(Salvador Dali, Sonho Causado pelo Voo de um Inseto em Volta de uma Romã um Segundo Antes do Despertar)
Antonio desceu do ônibus perto do Colégio das Damas e atravessou a Praça da Bandeira, rumo ao Calçadão, para tomar um cafezinho antes de subir para o escritório. Uns motoboys discutiam aos berros. Ele parou (gostava de olhar briga à distância) e nesse instante o espaçotempo se fendeu e ele foi arrebatado por uma criatura lagartiforme, que prendeu entre os dentes a gola de seu casaco e começou a subir correndo uma escadaria de degraus larguíssimos, toda feita de mármore com incrustações de frutas cristalizadas. Enquanto o fazia, a criatura lhe explicava, com a outra boca, o princípio básico do Existencialismo sartreano: “A existência precede a essência,” dizia ela, “ninguém é nada a-priori, as pessoas e coisas surgem fisicamente, primeiro, e só depois tornam-se o que são”. Depositou-o aos pés de uma estátua em forma de adjetivo, fez com que beijasse seus doze pés, e disse: “Esquecerás tudo”.
Antonio atravessou a rua, entrou no Café São Braz e pediu um cafezinho. Enquanto mexia o açúcar deu de cara com Zé Alberto, que o convidou para participar de um bolão da Mega-Sena. “Já joguei muito dinheiro fora,” disse Antonio. “Se eu pudesse recuperar todo o dinheiro que já investi nessa besteira eu fazia minha independência econômica”. Conversaram futebol e estavam se despedindo à porta quando sob os pés de Zé Alberto surgiu uma abertura hexagonal e ele deslizou por um canal escorregadio, a uma velocidade espantosa, até ser despejado num enorme caldeirão onde dezenas de animais se debatiam aos gritos. O líquido do caldeirão começava a borbulhar. Zé Alberto brigou, nadou, esmurrou, conseguiu aproximar-se da borda e saltar, mas passava por ali um gancho de guindaste que o elevou até o Posto de Controle. O Controlador era um buldogue com três metros de altura que grampeava documentos com a boca. Olhou para Zé Alberto e diagnosticou: “Estás com uma válvula cardíaca defeituosa mas nunca o saberás porque não vais ao médico. Morrerás num dia 28 de julho, daqui a seis anos. Agora cai fora e me deixa trabalhar. Esquecerás tudo”.

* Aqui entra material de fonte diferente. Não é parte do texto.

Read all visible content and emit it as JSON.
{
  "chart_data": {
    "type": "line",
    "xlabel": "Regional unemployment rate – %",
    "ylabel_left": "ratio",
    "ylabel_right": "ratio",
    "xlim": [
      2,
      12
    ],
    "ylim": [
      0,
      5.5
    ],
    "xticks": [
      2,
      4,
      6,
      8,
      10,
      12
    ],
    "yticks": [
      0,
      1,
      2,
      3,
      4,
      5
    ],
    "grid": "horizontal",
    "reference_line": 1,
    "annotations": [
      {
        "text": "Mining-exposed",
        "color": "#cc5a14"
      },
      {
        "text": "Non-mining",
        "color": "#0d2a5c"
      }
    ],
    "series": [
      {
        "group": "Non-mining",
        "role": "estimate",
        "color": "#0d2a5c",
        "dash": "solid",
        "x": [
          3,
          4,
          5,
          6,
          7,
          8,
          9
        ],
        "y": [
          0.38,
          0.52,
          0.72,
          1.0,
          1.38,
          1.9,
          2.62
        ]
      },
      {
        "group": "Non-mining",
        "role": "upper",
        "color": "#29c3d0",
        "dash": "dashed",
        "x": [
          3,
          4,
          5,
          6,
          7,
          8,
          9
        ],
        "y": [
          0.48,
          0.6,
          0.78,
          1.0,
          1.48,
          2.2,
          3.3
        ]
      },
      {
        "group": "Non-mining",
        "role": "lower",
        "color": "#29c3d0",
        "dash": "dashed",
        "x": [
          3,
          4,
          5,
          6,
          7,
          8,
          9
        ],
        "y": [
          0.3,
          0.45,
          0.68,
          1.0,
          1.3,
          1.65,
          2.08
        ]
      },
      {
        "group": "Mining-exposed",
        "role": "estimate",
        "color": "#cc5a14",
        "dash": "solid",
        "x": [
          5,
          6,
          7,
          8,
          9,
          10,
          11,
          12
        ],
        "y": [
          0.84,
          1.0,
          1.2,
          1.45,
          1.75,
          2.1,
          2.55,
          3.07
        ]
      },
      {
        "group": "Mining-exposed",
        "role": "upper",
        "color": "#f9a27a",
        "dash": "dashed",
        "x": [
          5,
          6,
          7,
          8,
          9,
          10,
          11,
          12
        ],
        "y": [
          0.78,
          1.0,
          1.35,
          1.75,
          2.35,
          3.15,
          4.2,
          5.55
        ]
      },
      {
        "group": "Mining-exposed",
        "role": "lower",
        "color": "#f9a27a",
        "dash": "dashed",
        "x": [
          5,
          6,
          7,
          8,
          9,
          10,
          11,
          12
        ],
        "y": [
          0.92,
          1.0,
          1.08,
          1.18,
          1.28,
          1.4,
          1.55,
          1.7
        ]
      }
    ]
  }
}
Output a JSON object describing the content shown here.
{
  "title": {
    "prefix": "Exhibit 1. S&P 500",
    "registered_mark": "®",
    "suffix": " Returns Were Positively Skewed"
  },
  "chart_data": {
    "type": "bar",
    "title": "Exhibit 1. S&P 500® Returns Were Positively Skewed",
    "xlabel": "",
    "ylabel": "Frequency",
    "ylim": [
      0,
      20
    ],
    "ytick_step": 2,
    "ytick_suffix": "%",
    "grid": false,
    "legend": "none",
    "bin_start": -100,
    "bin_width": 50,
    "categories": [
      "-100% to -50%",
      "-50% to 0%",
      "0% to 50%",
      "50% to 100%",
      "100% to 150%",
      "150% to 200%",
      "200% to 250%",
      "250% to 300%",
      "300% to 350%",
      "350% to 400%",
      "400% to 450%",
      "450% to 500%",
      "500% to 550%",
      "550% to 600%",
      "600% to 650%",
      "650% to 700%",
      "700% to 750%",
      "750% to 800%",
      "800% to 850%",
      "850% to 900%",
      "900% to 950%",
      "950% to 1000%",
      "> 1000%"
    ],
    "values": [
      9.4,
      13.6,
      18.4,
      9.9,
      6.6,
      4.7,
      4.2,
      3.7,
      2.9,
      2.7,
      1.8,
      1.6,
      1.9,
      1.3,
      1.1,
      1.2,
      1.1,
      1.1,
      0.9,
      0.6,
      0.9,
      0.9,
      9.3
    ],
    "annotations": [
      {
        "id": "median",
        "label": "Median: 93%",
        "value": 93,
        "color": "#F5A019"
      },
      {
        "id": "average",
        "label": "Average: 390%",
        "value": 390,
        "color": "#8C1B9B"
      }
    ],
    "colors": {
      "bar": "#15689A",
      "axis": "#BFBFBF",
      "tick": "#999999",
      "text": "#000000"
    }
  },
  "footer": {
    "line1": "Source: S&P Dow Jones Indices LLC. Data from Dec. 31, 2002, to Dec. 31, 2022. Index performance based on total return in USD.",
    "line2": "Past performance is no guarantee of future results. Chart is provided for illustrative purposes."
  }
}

Zé Alberto deu uma tapinha no ombro de Antonio e voltou devagar para a Lotérica; faltavam duas pessoas para completar o bolão. Nisso ele avistou Suely, tentou se esconder mas não pôde. “Bonito pra sua cara,” disse ela, cruzando os braços. “Fiquei plantada a noite toda, tomando chope sozinha”. Zé Alberto improvisou uma desculpa mas ela já sabia que ele tinha ido para o aniversário de Fátima. “Não me ligue mais, e vê se me esquece,” concluiu ela. Saiu andando, pisando com força, e desceu a Venâncio Neiva, sem rumo certo, só para dobrar uma esquina e sumir da vista dele. Estava furiosa. Em momentos assim, imagens monstruosas e delirantes passavam pela sua mente, sem que ela soubesse de onde vinham. Teve a sensação de que algo espantoso acabara de lhe acontecer e que esquecera quase tudo. Invejou a placidez desmemoriada dos rostos que passavam por ela e sumiam para sempre.